Em uma análise estritamente contextual, é difícil negar a posição de “Rivais” (dir. Luca Guadagnino) como um dos principais fenômenos do cinema em 2024. Um drama esportivo (publicizado principalmente como um drama romântico-sensual) que não foi baseado em nenhuma personalidade real, de orçamento estimado em 55 milhões de dólares, faturou globalmente quase 100 milhões de dólares. O número pode parecer pequeno diante da expectativa para que qualquer adaptação de super-herói gere uma bilheteria na casa do bilhão de dólares, mas tem se tornado uma raridade para dramas ficcionais sem elementos significativos de fantasia.
Os diversos artifícios audiovisuais empregados por “Rivais” foram amplamente observados pela crítica na ocasião do lançamento do filme nos cinemas, alguns meses atrás. Uma variedade de ângulos e escopos dos planos visuais, incluindo uma sequência muito comentada da partida de tênis filmada do que seria, a rigor, a “perspectiva da bola”, além da trilha sonora preponderante por boa parte dos momentos de intensidade do filme e a recorrente interrupção das imagens e do som pelas elipses da montagem, esses recursos logo dominaram a discussão sobre o filme, dos mais entusiastas aos mais críticos.

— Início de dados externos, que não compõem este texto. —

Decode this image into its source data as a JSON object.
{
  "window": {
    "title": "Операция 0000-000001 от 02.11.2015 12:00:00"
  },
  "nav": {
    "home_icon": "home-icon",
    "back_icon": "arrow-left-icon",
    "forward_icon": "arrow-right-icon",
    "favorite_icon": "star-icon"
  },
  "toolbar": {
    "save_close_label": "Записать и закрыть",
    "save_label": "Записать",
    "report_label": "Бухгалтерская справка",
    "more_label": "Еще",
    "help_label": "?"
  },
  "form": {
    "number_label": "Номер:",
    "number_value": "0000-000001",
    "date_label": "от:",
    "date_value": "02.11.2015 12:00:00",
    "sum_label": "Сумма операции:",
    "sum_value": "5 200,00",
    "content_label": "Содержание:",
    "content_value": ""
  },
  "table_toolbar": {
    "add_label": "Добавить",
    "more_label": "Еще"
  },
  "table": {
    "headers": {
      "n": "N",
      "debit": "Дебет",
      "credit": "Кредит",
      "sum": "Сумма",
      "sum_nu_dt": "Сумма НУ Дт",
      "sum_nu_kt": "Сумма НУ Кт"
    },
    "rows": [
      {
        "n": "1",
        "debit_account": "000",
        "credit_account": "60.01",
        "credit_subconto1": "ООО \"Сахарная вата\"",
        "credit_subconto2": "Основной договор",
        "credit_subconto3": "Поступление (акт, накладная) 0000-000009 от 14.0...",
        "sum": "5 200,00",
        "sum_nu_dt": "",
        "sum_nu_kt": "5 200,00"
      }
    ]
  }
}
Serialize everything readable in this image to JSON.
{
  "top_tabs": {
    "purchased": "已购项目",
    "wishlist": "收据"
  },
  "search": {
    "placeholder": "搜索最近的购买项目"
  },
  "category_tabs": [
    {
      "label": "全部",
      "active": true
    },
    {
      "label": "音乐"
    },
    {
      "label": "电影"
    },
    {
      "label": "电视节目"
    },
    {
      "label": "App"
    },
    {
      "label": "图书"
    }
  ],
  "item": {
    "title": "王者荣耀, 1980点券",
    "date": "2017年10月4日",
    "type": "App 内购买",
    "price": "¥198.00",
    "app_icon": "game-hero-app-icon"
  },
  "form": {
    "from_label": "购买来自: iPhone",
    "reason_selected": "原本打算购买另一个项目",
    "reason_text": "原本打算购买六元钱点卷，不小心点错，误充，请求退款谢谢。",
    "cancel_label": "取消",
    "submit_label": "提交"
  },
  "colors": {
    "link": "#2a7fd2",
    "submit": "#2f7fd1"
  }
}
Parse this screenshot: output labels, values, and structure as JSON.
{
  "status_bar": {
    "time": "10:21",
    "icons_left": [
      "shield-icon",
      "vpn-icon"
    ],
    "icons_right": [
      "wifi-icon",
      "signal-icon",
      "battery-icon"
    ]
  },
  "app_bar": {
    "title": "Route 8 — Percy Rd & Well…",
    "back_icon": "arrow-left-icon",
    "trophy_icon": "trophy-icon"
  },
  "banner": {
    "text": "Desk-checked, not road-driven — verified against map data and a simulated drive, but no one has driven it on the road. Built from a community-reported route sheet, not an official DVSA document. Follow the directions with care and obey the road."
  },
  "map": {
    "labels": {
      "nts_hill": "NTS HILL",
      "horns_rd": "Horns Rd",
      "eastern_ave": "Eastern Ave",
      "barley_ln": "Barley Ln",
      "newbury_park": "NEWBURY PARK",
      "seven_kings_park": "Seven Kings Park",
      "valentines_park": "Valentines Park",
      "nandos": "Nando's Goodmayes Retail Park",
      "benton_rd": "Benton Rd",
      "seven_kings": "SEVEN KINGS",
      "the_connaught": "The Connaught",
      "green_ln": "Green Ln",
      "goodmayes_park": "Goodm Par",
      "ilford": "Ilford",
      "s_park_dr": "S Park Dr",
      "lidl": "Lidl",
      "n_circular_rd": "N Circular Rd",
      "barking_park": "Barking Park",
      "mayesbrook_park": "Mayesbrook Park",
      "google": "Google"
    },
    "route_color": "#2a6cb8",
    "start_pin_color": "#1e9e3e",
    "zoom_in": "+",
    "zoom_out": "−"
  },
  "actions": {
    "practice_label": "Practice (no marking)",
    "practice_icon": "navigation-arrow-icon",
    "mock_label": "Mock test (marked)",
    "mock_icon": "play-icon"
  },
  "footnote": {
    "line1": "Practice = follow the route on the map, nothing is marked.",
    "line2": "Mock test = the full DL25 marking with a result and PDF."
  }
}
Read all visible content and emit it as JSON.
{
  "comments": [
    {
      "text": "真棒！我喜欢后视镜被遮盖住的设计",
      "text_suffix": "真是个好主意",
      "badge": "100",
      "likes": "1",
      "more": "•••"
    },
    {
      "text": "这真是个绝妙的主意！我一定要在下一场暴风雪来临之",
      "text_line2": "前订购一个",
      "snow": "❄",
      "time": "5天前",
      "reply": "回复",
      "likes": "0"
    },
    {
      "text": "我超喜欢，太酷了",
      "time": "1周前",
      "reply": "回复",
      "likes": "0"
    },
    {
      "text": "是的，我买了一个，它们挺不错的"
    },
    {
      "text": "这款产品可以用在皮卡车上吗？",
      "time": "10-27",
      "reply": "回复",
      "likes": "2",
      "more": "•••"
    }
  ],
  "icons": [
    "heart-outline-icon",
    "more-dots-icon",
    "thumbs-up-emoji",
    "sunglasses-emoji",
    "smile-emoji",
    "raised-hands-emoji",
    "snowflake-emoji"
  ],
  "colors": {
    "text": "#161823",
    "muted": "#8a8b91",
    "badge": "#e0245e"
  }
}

E com razão. “Rivais” reúne efeitos audiovisuais que na crítica de cinema costumam ser associados à forma dos videoclipes. Esse tipo de comparação parece um pouco exaustiva, principalmente quando consideramos a que extensão o cinema e a televisão incorporaram essa estética ao ponto em que ela carrega hoje em sua digital tanto do cinema quanto da música pop que a teria originado. De modo a atualizar e substituir o cansado “parece um videoclipe”, foi posta à disposição da crítica uma expressão semelhante, a “parece um TikTok”, clichê de avaliação que já nasce velho pelos mesmos motivos que fragilizaram aquele de onde este deriva.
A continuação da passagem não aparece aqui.